Kosmologie / Einsteiger-Tour Teil 5: Geistermaterie und dunkle Energie

So beeindruckend die Art und Weise ist, in der die Urknallmodelle die Frühzeit des Universums zugänglich machen – an anderer Stelle zeigen sie uns, was wir noch nicht über unser Weltall wissen. Und das nicht nur, was die früheste Vergangenheit betrifft: Astronomische Beobachtungen und Urknallmodelle zeigen uns gemeinsam, dass die Materie aus Elektronen und Kernteilchen, die wir aus dem Alltag kennen, nur die Spitze des Eisbergs sind.

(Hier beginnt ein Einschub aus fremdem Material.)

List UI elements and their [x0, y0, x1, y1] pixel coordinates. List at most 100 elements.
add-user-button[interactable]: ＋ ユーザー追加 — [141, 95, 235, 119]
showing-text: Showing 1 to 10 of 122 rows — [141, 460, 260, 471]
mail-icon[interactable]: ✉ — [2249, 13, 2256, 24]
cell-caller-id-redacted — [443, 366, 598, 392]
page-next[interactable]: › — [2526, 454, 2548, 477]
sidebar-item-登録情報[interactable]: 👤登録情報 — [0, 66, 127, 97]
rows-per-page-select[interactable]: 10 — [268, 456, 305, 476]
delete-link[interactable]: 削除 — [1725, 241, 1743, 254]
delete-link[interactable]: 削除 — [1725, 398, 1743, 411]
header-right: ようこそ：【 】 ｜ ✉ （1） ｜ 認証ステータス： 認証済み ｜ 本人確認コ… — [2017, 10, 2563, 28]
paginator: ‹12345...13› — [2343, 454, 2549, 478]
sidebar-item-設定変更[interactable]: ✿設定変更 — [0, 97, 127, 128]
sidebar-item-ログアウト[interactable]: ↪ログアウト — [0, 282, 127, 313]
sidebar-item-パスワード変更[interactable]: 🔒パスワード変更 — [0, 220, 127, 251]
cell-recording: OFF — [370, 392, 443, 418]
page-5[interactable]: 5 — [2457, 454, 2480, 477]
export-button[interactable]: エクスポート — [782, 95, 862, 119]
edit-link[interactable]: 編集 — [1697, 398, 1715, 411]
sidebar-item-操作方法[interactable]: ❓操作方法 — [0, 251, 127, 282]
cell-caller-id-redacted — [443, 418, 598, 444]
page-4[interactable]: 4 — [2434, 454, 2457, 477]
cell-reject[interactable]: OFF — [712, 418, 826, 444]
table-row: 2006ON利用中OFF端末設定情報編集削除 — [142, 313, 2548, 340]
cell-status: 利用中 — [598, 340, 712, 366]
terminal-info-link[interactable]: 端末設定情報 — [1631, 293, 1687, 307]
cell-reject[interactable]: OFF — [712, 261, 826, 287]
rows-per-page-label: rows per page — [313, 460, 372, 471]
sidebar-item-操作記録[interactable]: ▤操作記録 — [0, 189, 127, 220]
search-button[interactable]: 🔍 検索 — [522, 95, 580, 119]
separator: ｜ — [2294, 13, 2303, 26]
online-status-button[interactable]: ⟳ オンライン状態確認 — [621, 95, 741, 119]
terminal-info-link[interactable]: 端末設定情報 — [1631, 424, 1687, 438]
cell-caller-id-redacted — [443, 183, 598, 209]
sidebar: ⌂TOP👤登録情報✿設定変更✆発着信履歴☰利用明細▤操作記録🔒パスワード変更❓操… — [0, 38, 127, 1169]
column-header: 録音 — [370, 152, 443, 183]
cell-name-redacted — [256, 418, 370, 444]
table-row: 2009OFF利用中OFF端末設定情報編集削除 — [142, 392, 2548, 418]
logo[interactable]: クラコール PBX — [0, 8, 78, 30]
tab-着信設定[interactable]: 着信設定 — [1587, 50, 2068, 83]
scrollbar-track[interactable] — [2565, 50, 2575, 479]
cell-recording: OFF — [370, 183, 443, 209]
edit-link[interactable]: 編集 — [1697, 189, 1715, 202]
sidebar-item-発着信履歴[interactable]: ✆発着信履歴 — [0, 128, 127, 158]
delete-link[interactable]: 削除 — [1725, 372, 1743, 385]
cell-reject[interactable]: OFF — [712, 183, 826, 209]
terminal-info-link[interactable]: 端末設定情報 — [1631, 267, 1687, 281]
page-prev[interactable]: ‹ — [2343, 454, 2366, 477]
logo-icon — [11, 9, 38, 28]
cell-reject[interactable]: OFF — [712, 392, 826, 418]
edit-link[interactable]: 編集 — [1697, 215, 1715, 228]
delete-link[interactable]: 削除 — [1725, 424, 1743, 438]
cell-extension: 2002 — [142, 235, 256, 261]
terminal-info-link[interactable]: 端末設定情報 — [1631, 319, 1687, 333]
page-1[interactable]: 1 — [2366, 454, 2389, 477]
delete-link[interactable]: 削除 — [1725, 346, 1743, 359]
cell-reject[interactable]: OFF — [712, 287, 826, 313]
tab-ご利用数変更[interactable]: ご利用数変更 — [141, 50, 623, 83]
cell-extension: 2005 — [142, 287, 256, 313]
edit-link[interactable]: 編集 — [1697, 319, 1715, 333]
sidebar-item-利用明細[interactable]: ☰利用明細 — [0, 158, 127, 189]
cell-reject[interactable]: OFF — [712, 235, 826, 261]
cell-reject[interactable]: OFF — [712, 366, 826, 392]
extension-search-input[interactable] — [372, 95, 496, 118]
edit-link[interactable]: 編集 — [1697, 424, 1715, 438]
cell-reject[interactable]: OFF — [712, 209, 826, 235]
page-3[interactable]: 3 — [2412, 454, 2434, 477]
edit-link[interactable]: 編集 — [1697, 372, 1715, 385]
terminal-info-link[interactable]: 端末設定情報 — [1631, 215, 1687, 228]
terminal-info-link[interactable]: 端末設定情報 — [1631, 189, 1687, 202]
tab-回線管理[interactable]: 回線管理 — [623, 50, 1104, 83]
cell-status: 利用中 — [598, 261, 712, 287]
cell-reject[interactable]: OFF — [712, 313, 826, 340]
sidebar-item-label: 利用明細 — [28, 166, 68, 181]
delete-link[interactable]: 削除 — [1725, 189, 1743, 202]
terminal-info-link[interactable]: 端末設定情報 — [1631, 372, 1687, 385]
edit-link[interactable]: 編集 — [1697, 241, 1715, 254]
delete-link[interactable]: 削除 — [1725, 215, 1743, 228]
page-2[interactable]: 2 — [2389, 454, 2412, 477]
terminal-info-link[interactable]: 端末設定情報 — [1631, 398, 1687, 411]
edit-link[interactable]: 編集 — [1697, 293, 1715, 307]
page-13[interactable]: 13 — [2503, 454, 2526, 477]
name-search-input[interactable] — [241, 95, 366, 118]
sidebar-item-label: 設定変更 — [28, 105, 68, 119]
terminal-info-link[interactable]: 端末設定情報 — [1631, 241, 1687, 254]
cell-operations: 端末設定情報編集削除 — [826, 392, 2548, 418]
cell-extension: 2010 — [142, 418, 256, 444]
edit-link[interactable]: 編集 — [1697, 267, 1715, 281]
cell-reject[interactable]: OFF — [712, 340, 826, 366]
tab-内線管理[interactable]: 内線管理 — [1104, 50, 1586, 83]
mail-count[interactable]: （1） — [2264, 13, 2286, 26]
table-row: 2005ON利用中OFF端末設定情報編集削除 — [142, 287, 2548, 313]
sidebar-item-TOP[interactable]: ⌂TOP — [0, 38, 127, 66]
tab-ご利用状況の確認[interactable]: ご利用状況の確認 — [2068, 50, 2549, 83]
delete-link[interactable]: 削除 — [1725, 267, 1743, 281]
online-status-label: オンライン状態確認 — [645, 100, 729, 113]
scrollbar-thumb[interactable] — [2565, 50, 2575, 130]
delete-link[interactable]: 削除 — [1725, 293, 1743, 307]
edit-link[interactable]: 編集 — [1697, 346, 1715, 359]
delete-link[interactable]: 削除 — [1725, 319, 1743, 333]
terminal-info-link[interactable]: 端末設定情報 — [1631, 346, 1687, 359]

Den überwiegend größten Anteil an der im Universum vorkommenden Masse haben Materie- und Energieformen, für die die Teilchenphysiker noch keine befriedigende Erklärung haben. Die Teilchen des Standardmodells der Elementarteilchenphysik, so scheint es, machen nur viereinhalb Prozent der im Universum enthaltenen Masse aus.

Weitere fünfundzwanzig Prozent entfallen auf eine Materieform, die dunkle Materie genannt wird. Solche Materie, die zwar zur Masse von Galaxien oder Galaxienhaufen beiträgt, aber nicht in Form leuchtender Sterne oder leuchtenden Gases vorliegt, können Astronomen auf verschiedene Art und Weise nachweisen. In dem folgenden Falschfarbenbild des Galaxienhaufens Cl0024+1654 geht das rötliche Licht auf herkömmliche, leuchtende Materie zurück; in weißblau ist zusätzlich die Dichte der dunklen Materie eingetragen, die Astronomen daraus erschließen konnten, wie diese Materie als Gravitationslinse auf das Licht dahinterliegender ferner Galaxien wirkt:

Gravitationslinsen machen die Verteilung dunkler Materie sichtbar

Gravitationslinsen machen die Verteilung dunkler Materie sichtbar
© ESA, NASA und Jean-Paul Kneib (Observatoire Midi-Pyrénées, France/Caltech, USA)

Die Untersuchungen deuten darauf hin, dass es sich bei einem Großteil der dunklen Materie um bislang noch nicht direkt nachgewiesene Elementarteilchen handeln dürfte, von den Physikern WIMPs getauft: „Weakly Interacting Massive Particles“, zu deutsch: massive Teilchen, die nur sehr schwach mit herkömmlicher Materie wechselwirken.

Die restlichen 70 Prozent der Masse entfallen auf die sogenannte dunkle Energie, eine Art Energie, die mit negativem Druck einhergeht und die dem leeren Raum innewohnt, ohne an irgendeine Art Materieteilchen gebunden zu sein. Genau so, wie herkömmliche Masse bestrebt ist, den Raum zusammenzuziehen, ist die dunkle Energie bemüht, den Raum beschleunigt auszudehnen. Beobachtungen an fernen Himmelsobjekten zeigen, dass unser Universum genau so eine beschleunigte Expansion durchmacht. Es ist zur Zeit noch nicht geklärt, ob es sich bei der dunklen Energie einfach um einen zusätzlichen, freien Parameter kosmologischer Modelle handelt oder ob die dunkle Energie auf eine ungewöhnliche Art Materiefeld zurückzuführen ist. Als Parameter, die sogenannte kosmologischen Konstante, hatte Einstein 1917 erstmals so etwas wie eine dunkle Energie in seine Gleichungen eingeführt; einige Teilchentheorien jenseits des Standardmodells der Elementarteilchenphysik könnten dagegen exotische Felder enthalten, die dieser dunklen Energie eine konkrete physikalische Bedeutung geben würden.